There’s a moment in the first “Spider-Man’’ movie when milquetoast high school student Peter Parker realizes that, after being bitten by a radioactive spider, he now possesses superhuman powers. With his new strength, he sends a bully careening through the air with a single punch. He finds that he can scale walls, and with his web-shooting ability, he swings high above the cacophony of the city’s streets.
Just as he believes he has mastered it, he crashes into a brick wall.
I often think of that scene when I hear about protests on college campuses pitting students against right-wing speakers. When you are a young person, perhaps finding your voice for the first time, protesting is like discovering your own superpower.
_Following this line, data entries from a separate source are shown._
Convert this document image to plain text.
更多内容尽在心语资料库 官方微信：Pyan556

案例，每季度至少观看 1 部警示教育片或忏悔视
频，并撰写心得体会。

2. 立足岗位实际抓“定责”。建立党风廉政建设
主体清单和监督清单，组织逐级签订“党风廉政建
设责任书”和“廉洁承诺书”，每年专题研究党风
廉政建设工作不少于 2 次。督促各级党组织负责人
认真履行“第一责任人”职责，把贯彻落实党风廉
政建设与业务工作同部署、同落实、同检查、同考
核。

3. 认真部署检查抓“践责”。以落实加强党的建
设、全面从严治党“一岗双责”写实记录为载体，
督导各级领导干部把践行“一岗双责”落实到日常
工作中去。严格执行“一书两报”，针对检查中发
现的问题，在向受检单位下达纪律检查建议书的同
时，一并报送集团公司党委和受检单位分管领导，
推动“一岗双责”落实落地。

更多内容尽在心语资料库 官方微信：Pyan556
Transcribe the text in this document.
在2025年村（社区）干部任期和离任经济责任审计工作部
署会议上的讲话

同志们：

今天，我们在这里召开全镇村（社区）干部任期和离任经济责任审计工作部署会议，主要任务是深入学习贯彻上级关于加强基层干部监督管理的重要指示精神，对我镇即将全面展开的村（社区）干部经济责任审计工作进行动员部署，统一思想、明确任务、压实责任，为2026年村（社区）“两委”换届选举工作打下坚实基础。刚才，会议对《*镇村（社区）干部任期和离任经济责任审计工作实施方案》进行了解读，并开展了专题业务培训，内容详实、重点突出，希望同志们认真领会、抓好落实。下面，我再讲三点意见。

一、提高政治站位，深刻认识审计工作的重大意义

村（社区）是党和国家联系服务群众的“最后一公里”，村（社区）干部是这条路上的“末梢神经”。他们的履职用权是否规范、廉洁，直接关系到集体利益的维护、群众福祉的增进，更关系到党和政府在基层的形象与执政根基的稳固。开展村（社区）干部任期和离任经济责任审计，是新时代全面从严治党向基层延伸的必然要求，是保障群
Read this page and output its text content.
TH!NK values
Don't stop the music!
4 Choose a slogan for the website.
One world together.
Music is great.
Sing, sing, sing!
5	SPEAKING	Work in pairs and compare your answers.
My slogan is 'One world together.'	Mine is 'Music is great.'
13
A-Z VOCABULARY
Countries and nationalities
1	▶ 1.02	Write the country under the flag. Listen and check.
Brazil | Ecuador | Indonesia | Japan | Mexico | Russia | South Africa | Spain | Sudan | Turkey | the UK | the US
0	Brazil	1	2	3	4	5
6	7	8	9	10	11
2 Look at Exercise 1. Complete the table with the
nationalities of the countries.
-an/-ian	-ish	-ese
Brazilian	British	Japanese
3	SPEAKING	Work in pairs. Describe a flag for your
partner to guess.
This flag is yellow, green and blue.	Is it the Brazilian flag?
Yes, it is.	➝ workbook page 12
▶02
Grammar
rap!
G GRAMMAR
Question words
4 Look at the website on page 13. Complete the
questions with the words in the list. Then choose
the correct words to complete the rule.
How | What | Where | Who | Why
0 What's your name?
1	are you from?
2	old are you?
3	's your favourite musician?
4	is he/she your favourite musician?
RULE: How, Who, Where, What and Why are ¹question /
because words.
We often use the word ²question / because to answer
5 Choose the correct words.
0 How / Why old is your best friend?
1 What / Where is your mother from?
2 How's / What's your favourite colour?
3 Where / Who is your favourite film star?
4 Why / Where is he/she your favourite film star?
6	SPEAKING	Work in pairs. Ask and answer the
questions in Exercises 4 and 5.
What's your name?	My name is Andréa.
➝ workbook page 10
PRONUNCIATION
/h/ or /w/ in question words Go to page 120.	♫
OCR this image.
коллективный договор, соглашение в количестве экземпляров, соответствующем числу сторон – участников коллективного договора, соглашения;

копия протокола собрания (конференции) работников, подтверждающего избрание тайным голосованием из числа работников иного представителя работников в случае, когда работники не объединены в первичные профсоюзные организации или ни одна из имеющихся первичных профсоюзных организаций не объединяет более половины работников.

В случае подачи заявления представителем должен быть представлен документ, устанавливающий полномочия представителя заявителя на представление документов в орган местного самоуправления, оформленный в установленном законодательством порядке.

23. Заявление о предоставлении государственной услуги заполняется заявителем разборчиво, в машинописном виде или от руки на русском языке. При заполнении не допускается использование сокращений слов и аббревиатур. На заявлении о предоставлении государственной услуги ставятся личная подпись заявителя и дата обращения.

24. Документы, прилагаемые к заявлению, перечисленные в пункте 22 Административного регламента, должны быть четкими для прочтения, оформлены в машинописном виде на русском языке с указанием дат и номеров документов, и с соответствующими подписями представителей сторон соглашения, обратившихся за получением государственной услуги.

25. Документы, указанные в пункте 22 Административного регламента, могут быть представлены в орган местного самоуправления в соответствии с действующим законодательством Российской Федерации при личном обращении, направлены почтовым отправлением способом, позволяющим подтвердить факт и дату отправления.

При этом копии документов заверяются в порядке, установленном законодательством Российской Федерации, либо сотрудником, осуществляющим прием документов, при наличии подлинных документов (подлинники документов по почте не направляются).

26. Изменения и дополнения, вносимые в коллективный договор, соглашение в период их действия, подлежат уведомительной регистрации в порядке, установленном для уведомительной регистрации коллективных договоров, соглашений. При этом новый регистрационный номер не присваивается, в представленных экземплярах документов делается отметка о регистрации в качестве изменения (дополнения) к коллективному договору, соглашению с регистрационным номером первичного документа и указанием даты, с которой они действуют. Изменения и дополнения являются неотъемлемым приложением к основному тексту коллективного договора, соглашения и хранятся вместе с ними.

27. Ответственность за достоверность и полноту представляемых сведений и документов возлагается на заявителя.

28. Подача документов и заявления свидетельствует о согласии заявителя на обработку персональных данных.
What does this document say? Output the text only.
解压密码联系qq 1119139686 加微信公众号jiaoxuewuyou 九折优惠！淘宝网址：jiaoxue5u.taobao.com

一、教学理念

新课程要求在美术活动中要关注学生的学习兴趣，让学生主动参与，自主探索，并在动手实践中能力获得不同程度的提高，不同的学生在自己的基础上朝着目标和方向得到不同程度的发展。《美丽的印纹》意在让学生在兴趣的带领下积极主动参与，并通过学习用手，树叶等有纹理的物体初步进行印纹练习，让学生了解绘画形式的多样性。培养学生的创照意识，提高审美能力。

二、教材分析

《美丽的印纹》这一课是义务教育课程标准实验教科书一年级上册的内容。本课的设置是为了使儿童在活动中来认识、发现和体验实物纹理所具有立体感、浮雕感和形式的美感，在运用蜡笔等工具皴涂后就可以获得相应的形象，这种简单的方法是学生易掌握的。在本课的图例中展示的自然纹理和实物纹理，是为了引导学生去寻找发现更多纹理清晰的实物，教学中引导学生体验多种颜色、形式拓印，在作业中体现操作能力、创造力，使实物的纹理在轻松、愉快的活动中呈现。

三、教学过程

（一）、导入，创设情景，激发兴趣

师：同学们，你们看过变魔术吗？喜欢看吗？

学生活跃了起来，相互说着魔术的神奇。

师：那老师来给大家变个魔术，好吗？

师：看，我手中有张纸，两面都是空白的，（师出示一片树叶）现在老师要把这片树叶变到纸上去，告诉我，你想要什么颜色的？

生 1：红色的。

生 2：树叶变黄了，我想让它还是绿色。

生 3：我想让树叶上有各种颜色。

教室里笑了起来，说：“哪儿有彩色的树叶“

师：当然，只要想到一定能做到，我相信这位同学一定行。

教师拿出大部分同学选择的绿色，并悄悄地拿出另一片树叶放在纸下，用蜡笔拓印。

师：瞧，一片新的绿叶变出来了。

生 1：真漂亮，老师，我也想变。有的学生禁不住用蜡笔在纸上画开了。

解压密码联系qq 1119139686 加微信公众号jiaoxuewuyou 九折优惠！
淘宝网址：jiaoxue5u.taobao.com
And like the tough lesson Parker gains from his face-plant, students need to learn how best to harness their power so that things don’t go horribly awry.
That’s what happened recently at Middlebury College in Vermont when protests against Charles Murray, coauthor of “The Bell Curve,’’ a repulsive 1994 book that pushed white supremacist junk science about the intellectual inferiority of African-Americans, was invited to speak on campus by the American Enterprise Club, a conservative group. Students first drowned him out with chants and later attacked a car in which he and Allison Stanger, a political economist well versed on inequity, were seated. Violence also erupted in February at the University of California Berkeley when students shut down a speech by racist provocateur Milo Yiannopoulos.
It’s doubtful that these students were seeking headline-grabbing results, and unlikely that these were “outside agitators’’ as some like to claim whenever there’s a political protest. In truth, these are women, people of color, members of the LGBT community, and their allies smitten with the power of their own voices. In these disturbing times, they feel compelled to speak and act and are still grappling with the best ways to foster diversity and achieve their goals. Where some see an unruly mob aching for violence, I see students finding their potency and not always understanding their own strength.
I once worked with a woman who was so upset about a sexist remark made by a male co-worker that she reported him to their supervisor. He was briefly suspended, and some men were resentful that this woman dared to complain at all. While discussing the issue, a male colleague said to me, “God, remember the days when you could just say anything?’’
Without hesitation, I said, “No.’’
I had never known a time when I could just say anything, not as a black woman in a world I saw as predominately white and male. My opinion was rarely solicited and certainly not valued, so I kept it to myself. After years of both implicit and explicit silencing, when I finally found the confidence to speak my mind, that liberation overwhelmed me. Yet initially I only understood that I had a voice; how to use it effectively came later through writing, debates, and peaceful protests.
In the streets and on college campuses, students are recognizing their power and demanding to be heard. They will learn that a strong voice is not merely there to drown out dissenting opinions, but to garner attention for what is right and true. In these uneasy times, the protests will certainly continue; the violence that allows those who spew hate speech to claim a moral high ground as aggrieved and oppressed must not. Let them have their free speech, but dissect it with unassailable facts to destroy their skewed racist theories.
In his book of essays, “Why Black People Tend to Shout,’’ Ralph Wiley, an African-American sportswriter who died too early and was forgotten too soon, wrote, “Black people are too happy just being able to shout not to take advantage of the luxury. When you have read that bits were put in some of your ancestors’ mouths, you tend to shout.’’
Wiley could well have been speaking about student protesters, their tongues untied, on our campuses. If you’ve always been able to speak your mind without repercussions, and if society has always made space for your thoughts and opinions, you can’t understand how shouting truth to power becomes as necessary as breathing.